Which is why perhaps the only public relations hiccup marring Beyoncé’s perfect “Formation” rollout is her appearance in Coldplay’s latest video “Hymn For The Weekend,” which was shot in India during the festival of Holi. Chris Martin and the other members of Coldplay are essentially themselves in the video—white dudes discovering India for the first time, as white dudes have done since the time of Marco Polo. Beyoncé plays an apparently Indian actress/singer, wearing some approximation of Indian clothes and doing an approximation of Indian dancing, and it’s so, so wrong. There’s an argument to be made about the video’s inclusion of the community it was filmed in, just as there is an argument to be made for the video’s inherent Orientalism.
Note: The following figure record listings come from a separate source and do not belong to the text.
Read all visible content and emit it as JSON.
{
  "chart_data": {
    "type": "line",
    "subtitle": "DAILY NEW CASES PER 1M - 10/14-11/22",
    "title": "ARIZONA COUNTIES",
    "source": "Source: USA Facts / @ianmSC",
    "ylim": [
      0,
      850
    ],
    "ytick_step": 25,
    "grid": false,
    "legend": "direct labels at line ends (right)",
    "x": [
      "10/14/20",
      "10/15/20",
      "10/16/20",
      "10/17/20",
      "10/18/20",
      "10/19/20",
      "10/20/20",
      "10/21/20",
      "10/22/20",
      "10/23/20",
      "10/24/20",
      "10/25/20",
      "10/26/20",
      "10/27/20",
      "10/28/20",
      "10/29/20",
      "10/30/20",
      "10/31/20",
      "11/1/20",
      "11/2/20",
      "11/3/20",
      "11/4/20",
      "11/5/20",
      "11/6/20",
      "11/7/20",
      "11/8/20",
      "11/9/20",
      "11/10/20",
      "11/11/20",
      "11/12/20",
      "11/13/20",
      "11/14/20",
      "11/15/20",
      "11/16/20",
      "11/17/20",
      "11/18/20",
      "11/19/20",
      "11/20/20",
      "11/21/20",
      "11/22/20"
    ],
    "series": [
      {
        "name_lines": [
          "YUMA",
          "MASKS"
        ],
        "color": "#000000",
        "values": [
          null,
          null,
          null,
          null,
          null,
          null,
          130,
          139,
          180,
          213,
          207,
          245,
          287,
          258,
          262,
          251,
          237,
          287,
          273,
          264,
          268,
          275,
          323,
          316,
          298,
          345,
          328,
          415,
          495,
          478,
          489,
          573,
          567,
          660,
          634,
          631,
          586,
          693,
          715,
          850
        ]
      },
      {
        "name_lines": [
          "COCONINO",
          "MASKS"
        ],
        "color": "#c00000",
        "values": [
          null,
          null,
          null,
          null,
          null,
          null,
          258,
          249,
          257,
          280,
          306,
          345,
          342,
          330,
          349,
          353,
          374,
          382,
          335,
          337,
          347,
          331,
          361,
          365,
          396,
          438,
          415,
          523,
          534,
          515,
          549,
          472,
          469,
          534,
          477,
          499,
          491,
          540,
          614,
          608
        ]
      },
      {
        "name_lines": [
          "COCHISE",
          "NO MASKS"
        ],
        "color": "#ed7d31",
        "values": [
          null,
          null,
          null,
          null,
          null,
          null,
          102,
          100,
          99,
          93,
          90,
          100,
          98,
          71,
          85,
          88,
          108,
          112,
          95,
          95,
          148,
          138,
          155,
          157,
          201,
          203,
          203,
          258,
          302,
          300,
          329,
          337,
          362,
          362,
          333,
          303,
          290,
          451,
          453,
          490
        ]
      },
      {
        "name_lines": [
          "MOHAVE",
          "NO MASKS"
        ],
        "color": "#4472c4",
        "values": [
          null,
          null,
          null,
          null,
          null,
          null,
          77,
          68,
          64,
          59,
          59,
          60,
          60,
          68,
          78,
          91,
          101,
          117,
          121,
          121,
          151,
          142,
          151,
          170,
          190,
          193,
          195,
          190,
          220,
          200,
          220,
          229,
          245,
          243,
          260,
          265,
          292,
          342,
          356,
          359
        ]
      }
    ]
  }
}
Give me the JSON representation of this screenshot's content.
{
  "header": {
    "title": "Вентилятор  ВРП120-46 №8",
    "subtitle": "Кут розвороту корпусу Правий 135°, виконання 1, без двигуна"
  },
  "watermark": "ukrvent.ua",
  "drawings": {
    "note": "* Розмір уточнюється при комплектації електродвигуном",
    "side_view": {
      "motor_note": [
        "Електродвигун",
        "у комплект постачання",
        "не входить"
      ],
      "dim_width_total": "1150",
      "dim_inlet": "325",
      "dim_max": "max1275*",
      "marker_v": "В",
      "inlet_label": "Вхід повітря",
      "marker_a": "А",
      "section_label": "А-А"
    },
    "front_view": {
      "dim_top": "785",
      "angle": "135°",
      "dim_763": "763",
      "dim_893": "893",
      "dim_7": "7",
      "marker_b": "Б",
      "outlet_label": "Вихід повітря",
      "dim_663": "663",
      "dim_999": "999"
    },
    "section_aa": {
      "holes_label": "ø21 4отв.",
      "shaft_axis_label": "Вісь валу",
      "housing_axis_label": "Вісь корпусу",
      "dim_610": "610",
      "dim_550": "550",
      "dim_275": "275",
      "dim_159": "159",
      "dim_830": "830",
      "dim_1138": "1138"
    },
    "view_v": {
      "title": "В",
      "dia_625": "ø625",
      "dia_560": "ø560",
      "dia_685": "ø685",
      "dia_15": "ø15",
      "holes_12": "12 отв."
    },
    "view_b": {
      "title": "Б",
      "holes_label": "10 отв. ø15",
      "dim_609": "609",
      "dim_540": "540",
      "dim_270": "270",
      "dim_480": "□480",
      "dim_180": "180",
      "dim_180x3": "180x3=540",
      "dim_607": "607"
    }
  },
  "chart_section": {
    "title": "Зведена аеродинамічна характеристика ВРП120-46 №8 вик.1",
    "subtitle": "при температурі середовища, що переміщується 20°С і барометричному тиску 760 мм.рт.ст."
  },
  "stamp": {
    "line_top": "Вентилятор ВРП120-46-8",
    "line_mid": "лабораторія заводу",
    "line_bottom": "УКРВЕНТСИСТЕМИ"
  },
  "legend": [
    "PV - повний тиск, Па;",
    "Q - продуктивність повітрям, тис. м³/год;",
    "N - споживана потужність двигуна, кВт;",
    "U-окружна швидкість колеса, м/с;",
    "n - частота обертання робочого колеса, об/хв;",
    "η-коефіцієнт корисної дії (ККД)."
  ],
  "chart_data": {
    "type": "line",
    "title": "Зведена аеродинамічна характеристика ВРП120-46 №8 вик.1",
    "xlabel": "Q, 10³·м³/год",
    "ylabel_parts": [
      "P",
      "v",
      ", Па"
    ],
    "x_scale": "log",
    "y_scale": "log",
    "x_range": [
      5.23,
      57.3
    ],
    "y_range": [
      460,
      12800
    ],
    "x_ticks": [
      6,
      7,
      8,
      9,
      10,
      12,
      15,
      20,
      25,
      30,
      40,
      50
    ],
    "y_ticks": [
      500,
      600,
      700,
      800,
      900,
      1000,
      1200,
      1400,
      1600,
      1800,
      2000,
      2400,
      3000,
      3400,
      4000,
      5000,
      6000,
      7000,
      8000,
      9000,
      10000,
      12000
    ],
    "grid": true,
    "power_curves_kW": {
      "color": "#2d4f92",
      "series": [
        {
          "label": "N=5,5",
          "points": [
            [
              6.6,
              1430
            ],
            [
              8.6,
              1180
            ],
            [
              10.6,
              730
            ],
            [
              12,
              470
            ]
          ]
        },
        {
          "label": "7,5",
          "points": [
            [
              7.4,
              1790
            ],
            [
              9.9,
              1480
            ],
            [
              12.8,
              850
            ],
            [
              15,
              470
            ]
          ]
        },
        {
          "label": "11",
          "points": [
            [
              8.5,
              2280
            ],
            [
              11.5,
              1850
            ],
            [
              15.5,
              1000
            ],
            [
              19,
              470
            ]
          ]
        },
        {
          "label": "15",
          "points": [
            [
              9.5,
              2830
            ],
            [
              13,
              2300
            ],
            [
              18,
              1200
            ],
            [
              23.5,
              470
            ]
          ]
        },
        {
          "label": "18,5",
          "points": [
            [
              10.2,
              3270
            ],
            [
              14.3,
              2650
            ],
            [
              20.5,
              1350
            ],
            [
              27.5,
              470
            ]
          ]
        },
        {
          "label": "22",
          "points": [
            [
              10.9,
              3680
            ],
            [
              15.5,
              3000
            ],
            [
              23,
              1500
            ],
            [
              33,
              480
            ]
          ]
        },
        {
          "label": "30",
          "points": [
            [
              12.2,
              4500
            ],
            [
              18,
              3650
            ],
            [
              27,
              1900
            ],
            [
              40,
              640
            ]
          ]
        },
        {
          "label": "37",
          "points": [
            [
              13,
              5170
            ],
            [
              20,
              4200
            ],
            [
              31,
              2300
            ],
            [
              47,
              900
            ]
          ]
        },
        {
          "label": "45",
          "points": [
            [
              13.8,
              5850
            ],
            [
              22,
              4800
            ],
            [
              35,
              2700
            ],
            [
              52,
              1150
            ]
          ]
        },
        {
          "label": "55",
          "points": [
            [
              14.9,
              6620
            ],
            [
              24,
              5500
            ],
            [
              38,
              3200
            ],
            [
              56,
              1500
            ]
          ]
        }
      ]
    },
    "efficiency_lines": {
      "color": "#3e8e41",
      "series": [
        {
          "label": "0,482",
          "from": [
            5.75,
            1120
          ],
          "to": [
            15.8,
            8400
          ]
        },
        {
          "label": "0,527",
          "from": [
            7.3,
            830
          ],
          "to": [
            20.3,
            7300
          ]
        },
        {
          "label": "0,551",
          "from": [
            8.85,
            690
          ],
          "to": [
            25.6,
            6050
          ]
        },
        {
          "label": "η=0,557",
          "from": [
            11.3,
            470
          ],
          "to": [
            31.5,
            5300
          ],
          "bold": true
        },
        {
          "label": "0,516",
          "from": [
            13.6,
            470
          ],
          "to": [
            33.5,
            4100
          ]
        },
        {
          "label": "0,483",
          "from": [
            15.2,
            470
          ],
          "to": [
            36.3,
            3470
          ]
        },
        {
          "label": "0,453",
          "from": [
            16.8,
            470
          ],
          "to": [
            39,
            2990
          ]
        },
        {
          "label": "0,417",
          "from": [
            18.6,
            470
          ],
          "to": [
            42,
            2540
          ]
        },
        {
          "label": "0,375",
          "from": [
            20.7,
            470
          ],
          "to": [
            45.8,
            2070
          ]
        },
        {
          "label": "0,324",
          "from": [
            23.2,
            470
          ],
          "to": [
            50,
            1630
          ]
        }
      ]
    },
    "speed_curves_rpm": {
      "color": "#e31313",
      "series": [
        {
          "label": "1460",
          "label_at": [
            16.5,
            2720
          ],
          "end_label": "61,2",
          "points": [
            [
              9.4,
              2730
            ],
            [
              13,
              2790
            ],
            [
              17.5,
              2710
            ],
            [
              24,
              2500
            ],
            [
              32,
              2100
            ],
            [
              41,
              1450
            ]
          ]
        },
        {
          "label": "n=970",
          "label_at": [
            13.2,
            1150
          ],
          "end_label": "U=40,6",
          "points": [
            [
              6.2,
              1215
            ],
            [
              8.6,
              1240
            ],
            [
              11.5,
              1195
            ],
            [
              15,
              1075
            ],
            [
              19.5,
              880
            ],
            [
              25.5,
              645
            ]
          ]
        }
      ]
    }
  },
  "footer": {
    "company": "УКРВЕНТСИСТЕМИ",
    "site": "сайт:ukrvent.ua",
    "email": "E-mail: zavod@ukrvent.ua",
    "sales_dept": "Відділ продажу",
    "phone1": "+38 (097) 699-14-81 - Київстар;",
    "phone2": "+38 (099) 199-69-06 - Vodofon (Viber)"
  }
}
But to me personally, as an Indian-American, this debate is secondary to Beyoncé’s role in the video; I don’t expect Coldplay to get what it is to be a woman of color in a marginalized place in society, but I do expect, and hope, and believe, that Beyoncé would. “Formation” is an example of Beyoncé understanding of exactly how black women are simultaneously pigeonholed and powerful in American culture; she finds dozens of ways of adroitly turning the modes of oppression back on the oppressors. It’s devastating that she can’t see the same perspective for Indian women, especially in a video that appears to have given Coldplay free license to decorate their Super Bowl set with Indian-esque flourishes of color and flowers and drench the stadium in rainbows, as if in addition to having just discovered India, they also just discovered the spirit of the ‘60s. Indeed: From a purely marketing standpoint, her role in “Hymn For The Weekend” is strangely unmanaged, quite the opposite of the way she is so careful with her portrayal in “Formation.” Coldplay’s vision for “Hymn For The Weekend” is pretty, but ultimately incredibly bland. And as a result, Beyoncé, devoid of her own vision, shines so much less brightly.

It takes a lot of skill to wield politics, identity, and artistry all at once. In “Hymn For The Weekend,” maybe for the first time in my memory, Beyoncé isn’t the titan of integrity and consideration that I have otherwise found her to be. To cope, I have entertained myself with some hypotheses. It is highly unlikely that Beyoncé had any notion of Coldplay’s music-video vision before recording “Hymn For The Weekend.” Apparently she did not go to India to film, so everything in the video is happening on a soundstage somewhere. And perhaps Beyoncé and Coldplay did not perform “Hymn For The Weekend” for some other reason besides Martin’s excuse in a press conference this weekend—which argued that the pair would not be performing the song because it “only just came out.” (I mean, tell that to “Formation.” I don’t know what discussions happened behind the scenes, but while performing, Martin essentially yielded the stage to her, in what seemed like a necessary and even obvious act of deference.)

For someone who is a master of personal branding and careful vision—who recorded an entire album and videos for each, in secret, and then dropped them all simultaneously in a total inversion of the rest of the music industry—“Formation”’s rollout is a well-oiled machine with a weird sputter right at the beginning. Beyoncé took back the narrative with the Super Bowl, and hopefully, she won’t lose hold of it anytime soon.